‘In the first six months since the e-Counter system launch, citizens and commercial entities submitted 130,000 cadastre registration requests. Of those, 53,000 were submitted through the notaries’, it was stated at today’s presentation of the new cadastre registration system.

In just half a year, the electronic requests via the e-Counter accounted for 40% of all processing by the Republic Geodetic Authority. Instead of going to the office counter six times, citizens and commercial entities are now getting everything done at the notaries who verify their documentation and submit it electronically to the cadastre.

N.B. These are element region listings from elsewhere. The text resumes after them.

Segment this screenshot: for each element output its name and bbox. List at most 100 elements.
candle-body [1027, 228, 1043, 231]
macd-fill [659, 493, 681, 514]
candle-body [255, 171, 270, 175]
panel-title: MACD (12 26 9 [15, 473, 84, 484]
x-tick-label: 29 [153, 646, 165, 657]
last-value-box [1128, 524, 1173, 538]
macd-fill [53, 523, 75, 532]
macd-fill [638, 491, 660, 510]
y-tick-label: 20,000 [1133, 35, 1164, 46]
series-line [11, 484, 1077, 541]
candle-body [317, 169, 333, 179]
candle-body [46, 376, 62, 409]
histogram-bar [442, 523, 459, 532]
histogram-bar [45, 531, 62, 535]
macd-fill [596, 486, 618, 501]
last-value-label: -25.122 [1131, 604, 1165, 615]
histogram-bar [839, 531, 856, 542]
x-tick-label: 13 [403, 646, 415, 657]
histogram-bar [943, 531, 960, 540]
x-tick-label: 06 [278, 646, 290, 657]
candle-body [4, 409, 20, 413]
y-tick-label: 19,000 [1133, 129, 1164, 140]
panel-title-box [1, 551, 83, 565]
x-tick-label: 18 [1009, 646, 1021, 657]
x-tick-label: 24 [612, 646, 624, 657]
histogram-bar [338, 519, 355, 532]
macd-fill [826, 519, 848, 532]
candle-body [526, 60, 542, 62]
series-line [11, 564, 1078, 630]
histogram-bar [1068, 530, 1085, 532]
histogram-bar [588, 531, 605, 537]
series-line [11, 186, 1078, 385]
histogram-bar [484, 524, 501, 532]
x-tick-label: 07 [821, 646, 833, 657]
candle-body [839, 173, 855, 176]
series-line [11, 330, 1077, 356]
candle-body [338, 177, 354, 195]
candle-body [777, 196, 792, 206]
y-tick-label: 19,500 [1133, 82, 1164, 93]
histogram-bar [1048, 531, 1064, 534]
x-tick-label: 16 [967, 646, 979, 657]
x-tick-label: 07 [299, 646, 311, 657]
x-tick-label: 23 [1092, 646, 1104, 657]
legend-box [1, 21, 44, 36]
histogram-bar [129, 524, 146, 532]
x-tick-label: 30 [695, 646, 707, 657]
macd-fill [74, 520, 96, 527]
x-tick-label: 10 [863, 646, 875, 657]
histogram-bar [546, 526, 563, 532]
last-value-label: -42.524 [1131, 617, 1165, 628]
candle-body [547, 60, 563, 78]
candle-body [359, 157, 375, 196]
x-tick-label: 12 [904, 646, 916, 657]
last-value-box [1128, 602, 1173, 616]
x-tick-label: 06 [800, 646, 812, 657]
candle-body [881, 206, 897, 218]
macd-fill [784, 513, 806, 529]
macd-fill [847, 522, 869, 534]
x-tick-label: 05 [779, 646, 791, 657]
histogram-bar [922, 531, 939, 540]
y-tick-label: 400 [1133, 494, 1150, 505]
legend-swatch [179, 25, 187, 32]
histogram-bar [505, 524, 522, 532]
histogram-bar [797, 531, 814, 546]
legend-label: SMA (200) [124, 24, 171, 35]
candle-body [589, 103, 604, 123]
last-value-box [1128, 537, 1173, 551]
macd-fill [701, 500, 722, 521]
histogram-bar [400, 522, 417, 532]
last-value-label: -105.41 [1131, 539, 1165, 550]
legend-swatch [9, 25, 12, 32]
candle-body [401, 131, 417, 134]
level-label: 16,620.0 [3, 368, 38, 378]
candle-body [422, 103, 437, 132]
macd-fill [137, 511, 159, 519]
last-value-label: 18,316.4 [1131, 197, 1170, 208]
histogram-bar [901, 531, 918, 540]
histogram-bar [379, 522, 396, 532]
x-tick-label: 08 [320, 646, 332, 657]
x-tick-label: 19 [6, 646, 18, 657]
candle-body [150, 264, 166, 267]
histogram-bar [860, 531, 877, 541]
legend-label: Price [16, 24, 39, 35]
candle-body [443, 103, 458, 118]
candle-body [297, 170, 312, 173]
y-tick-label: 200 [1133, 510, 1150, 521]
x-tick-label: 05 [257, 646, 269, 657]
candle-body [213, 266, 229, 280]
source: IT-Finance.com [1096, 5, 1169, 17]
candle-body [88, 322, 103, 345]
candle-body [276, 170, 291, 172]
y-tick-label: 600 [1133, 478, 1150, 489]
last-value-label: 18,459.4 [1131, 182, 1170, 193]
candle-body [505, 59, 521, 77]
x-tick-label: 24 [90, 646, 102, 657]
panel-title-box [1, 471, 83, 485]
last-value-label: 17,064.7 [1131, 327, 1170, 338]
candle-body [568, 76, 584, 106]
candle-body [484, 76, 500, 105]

Moreover, the average time of case processing has been shortened from 25 to 5 days, which ought to impact Serbia’s ranking on the World Bank’s Doing Business List positively. It was the new Cadastre Registration Procedure Act that had facilitated the introduction of the single-counter electronic system for real-estate registration which the notaries access using the Sale of Real-Estate application.

The e-Counter system presentation was held at the office of public notary Ivana Grabež. The presentation was attended by Serbia’s Prime-Minister Ana Brnabić, Justice Minister Nela Kuburović, Minister of Construction, Transport and Infrastructure Zorana Mihajlović and British Ambassador Denis Keefe.

Prime-Minister Brnabić stated that the Government’s goal was to have an efficient and speedy public administration operating in full transparency at the service of citizens and the economy.

Justice Minister Nela Kuburović noted that since the Ministry of Justice developed the Sale of Real-Estate Register in 2014, further progress had been made to effectively eliminate the possibility of a real-estate being sold multiple times, i.e. a single sales contract being certified more than once. She added that with the public notaries now connected to the cadastre, as well as the bailiffs since November 2018, legal security was increased. She said that real-estate owners’ data were up-to-date and that there were no longer any complaints about enforcement measures being imposed on those who/which were not the owners of a given real-estate.

The application enables the notaries to run a search of certified real-estate sales contracts and determine with certainty whether the real-estate in question had been sold since 1 January 2011, thus safeguarding citizens from double sales.

Public notaries have electronic access to the official records held by the Republic Geodetic Authority (RGA) and other public institutions, namely the Business Register Agency, the Ministry of Interior, the Central Register of Mandatory Social Insurance, the Pension-Investment Fund and the Ministry of Public Administration and Local Self-Government. Additionally, all courts have been granted electronic access to the RGA official records.

Citizens’ tax return submissions through the notaries are free of charge. It is the quickest and the simplest way for citizens to meet their tax payment obligations towards the state.

The Ministry of Justice has published a guide for citizens on its website, which contains all the relevant information about the procedure of selling real-estate and the changes to property rights owners.